# How do I attach a hackamore to headstall or do is there a special headstall for them.



## Horsecrazy4 (Nov 24, 2012)

I have never used a hackamore. .So I guess my ? Is how do I attach it to a headstall or is there a special one I need? sorry for a silly ? I just can't figure it out  thanks ahead for any help 
_Posted via Mobile Device_


----------



## SorrelHorse (Apr 9, 2009)

It's just like a bit. The rings on the top of the shanks. Assuming you are talking about a shanked hackamore?


----------



## Horsecrazy4 (Nov 24, 2012)

I believe it's a mechanical. I hooked the headstall to It but w curb bit in same holes just seems really tight.

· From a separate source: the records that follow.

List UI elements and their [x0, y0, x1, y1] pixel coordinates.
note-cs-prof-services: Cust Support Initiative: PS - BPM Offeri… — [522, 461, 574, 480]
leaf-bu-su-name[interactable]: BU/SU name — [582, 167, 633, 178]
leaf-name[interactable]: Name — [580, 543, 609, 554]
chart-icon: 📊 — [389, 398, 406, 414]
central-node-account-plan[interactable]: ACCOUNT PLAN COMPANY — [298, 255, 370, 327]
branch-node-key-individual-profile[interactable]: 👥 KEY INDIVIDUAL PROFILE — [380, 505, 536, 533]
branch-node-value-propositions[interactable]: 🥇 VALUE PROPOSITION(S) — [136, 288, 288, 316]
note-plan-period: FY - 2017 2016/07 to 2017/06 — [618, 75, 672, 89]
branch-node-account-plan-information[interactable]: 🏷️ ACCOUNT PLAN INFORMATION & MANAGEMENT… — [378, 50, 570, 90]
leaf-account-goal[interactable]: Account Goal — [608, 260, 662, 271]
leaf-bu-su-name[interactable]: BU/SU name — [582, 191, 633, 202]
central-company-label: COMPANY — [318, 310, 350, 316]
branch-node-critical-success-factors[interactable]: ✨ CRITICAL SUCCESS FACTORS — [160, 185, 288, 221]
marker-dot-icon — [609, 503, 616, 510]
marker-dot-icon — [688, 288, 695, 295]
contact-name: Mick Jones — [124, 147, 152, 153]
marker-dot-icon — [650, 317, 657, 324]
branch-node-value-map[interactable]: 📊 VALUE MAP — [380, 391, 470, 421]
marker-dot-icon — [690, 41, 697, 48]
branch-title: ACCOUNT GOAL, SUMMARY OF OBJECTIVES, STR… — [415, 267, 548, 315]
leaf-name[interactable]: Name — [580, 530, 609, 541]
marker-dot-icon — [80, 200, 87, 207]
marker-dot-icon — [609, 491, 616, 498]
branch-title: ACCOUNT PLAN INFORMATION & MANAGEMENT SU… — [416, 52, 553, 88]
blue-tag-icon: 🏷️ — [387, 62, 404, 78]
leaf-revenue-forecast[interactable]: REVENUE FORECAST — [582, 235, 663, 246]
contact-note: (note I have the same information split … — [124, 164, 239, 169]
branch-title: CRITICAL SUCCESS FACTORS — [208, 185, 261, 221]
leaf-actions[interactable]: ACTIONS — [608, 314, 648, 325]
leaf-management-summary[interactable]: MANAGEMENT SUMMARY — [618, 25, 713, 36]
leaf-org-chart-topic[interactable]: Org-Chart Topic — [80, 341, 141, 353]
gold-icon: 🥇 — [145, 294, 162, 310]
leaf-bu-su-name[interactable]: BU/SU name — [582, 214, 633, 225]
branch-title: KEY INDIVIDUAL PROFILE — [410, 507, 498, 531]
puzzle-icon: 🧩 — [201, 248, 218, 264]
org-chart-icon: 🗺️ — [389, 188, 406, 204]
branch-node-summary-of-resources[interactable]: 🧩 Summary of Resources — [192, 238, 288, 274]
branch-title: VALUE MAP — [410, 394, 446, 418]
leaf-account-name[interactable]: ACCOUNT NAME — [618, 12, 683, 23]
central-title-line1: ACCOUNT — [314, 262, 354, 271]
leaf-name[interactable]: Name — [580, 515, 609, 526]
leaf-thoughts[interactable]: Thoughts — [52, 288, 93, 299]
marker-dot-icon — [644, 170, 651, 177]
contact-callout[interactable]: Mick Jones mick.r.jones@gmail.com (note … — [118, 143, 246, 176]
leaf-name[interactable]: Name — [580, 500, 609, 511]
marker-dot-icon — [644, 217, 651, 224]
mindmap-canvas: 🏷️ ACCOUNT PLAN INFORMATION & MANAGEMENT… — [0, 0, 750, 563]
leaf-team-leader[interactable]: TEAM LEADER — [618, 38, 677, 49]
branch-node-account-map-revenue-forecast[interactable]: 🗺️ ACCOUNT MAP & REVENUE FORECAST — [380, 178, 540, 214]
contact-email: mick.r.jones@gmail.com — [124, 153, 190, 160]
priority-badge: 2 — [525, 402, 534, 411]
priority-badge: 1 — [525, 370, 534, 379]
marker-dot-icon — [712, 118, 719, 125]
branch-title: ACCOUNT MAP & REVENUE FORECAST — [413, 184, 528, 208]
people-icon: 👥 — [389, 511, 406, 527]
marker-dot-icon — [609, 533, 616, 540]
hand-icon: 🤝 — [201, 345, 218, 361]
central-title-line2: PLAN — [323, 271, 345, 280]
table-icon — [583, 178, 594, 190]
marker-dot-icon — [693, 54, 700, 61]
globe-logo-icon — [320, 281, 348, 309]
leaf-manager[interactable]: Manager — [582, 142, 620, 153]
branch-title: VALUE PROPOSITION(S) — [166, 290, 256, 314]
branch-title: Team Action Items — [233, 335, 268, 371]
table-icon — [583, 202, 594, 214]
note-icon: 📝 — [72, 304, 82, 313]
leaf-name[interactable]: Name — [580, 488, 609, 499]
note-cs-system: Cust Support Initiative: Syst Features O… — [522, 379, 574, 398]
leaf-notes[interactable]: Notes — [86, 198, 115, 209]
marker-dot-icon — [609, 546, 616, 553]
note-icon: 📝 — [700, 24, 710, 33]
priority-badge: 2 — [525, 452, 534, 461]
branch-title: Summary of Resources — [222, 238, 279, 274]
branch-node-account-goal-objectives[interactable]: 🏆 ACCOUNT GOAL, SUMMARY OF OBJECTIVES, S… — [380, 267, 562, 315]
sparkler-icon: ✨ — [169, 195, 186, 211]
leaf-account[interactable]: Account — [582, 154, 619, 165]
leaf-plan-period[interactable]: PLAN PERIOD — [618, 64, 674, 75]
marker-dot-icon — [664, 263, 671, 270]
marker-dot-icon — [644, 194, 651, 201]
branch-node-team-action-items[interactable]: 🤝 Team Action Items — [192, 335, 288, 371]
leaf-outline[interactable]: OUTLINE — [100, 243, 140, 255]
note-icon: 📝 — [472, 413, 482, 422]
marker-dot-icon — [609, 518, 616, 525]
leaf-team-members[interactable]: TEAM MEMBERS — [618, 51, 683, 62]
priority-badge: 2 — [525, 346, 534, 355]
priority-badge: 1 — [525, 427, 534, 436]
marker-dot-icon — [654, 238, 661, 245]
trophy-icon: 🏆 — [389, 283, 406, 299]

I know the brad is weaver n it has braided leather on nose.
_Posted via Mobile Device_


----------



## jumanji321 (Dec 1, 2010)

Do you have a picture of it or one from online?


----------



## Phly (Nov 14, 2012)

_Posted via Mobile Device_


----------



## Tianimalz (Jan 6, 2009)

Yup, the headstall shouldn't connect to the rings the curb strap connects too. :lol: Don't worry I made that mistake too!
here is how its supposed to be set up:


----------



## Horsecrazy4 (Nov 24, 2012)

Tianimalz said:


> Yup, the headstall shouldn't connect to the rings the curb strap connects too. :lol: Don't worry I made that mistake too!
> here is how its supposed to be set up:


Ty so much 
_Posted via Mobile Device_


----------